Media-ting Justice

Media-ting Justice

Illustration by Sydney Fener

Breonna Taylor: a black EMT who was shot fatally after policemen investigating a narcotics case confused her apartment with someone else’s. Ahmaud Arbery: an unarmed black man who was lynched by two white people solely for jogging in their neighborhood. George Floyd: an innocent, handcuffed black man who was choked to death by four police officers despite not resisting arrest.

These individuals represent just a fraction of the long list of anti-black violence victims. Nevertheless, their stories deserve the space to be told and understood, as they are indicative of a larger cultural problem within the United States; the issue of white supremacy represents a deeply-ingrained, ongoing and pervasive plague for the country.

In the face of such grave injustice, the role of the press is complicated. In a world where every piece of information put out by the media is cast as having a spin or political bend to it, journalists are duty-bound to provide objective information. However, objectivity is not always the same as impartiality, which ensures balanced coverage of both parties.

Of course, a news source that promotes opinions rather than facts cannot be trusted to provide accurate information. But when the full range of facts suggests corruption and inequity, providing that information objectively and taking an active stance to criticize instances of racism is a far cry from bias—rather, it is precisely the media’s job.

Floyd’s story, for example, presents clear evidence of extrajudicial violence from authority figures. Thus, treating the opposing viewpoints of Floyd’s and the police force’s supporters equally in this case is nothing more than an implicit authorization of the latter.

Simply put, pure impartiality is neither neutral nor truthful but rather a means of maintaining the inequalities of the status quo. In instances like these, explicit condemnation of racially-biased law enforcement provides opportunities for journalists to promote public welfare, in a way that simultaneously presents the facts and refrains from diluting ethics.

The role of the press in exposing governmental misdeeds has already been accepted in such areas as foreign policy. When the New York Times released the Pentagon Papers to highlight the flaws of the Vietnam War, or the Associated Press reported on torturing practices at Abu Ghraib, they were serving as a necessary check on governmental corruption.
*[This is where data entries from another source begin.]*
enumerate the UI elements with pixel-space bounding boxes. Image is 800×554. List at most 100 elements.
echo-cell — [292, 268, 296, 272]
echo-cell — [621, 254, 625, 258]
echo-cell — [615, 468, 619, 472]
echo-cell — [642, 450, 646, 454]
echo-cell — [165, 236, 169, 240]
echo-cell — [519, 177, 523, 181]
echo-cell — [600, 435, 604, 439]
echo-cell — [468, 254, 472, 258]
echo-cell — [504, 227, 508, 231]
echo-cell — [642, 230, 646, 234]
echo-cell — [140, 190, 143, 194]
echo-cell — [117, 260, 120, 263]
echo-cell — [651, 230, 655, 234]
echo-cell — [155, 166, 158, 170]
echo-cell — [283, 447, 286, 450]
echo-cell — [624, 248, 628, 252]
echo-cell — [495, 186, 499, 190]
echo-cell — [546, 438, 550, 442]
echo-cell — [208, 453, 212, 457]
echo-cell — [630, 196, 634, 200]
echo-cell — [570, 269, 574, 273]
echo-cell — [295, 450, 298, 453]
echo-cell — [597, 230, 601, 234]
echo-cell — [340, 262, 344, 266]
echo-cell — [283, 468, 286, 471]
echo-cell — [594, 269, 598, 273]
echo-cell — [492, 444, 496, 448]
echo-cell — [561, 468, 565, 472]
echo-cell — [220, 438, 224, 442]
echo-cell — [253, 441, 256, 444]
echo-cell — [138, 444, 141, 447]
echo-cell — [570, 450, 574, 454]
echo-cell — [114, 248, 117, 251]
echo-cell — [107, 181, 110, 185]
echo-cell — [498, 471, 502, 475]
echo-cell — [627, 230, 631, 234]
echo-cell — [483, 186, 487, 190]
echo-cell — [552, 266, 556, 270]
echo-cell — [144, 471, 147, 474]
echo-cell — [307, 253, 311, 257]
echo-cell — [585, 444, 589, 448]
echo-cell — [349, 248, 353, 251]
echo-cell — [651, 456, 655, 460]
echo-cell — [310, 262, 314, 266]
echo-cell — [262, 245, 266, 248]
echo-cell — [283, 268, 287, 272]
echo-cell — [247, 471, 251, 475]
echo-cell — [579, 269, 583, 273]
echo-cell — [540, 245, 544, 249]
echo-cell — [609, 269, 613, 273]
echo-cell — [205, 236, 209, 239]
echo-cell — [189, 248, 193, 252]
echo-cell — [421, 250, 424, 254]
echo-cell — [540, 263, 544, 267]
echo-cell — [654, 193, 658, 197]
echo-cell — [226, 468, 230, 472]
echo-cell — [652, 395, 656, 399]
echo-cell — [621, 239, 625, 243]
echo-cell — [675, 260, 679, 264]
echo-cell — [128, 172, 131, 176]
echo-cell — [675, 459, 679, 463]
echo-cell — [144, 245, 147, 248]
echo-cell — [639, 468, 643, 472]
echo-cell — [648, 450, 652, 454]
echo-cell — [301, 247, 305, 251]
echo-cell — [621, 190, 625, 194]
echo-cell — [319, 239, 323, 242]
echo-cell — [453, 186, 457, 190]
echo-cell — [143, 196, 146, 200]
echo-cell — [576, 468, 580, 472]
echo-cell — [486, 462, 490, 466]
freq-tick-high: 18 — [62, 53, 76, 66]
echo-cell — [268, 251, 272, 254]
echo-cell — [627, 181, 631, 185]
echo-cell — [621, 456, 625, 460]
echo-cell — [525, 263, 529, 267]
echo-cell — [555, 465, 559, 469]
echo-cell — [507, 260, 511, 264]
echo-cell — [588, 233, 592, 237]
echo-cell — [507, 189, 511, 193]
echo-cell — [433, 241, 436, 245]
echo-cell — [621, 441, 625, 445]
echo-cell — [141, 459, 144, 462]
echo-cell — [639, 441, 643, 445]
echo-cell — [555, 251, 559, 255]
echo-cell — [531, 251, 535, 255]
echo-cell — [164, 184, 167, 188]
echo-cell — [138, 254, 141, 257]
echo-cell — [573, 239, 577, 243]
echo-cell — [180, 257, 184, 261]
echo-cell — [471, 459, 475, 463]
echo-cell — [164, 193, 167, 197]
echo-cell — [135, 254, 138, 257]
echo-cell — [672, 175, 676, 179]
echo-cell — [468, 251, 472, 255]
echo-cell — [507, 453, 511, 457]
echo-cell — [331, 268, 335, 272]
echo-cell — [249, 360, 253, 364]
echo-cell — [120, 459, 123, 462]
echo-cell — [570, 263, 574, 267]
Journalists ought to view police brutality, the broader structures of racism to which police brutality is linked and other civil rights violations in the same way: massive problems worthy of criticism. They should not shy away from using their outlets in a productive way that helps to create awareness and positive change.

The impact of such a proactive attempt at combating discriminatory violence cannot be overstated. Although appropriate reporting likely cannot override centuries-long legacies of inequality, it certainly can add momentum to the movements seeking to do so.

Returning to the example of the Pentagon Papers, the New York Times’ decision to question the motives of the U.S. played an invaluable role in empowering anti-war protests and culminated in the end of the Vietnam War.

In the face of insidious manifestations of race-based violence, journalists occupy a unique position to highlight obvious forms of prejudice, to maintain journalistic integrity and to provide a megaphone for silenced voices that too often go unheard.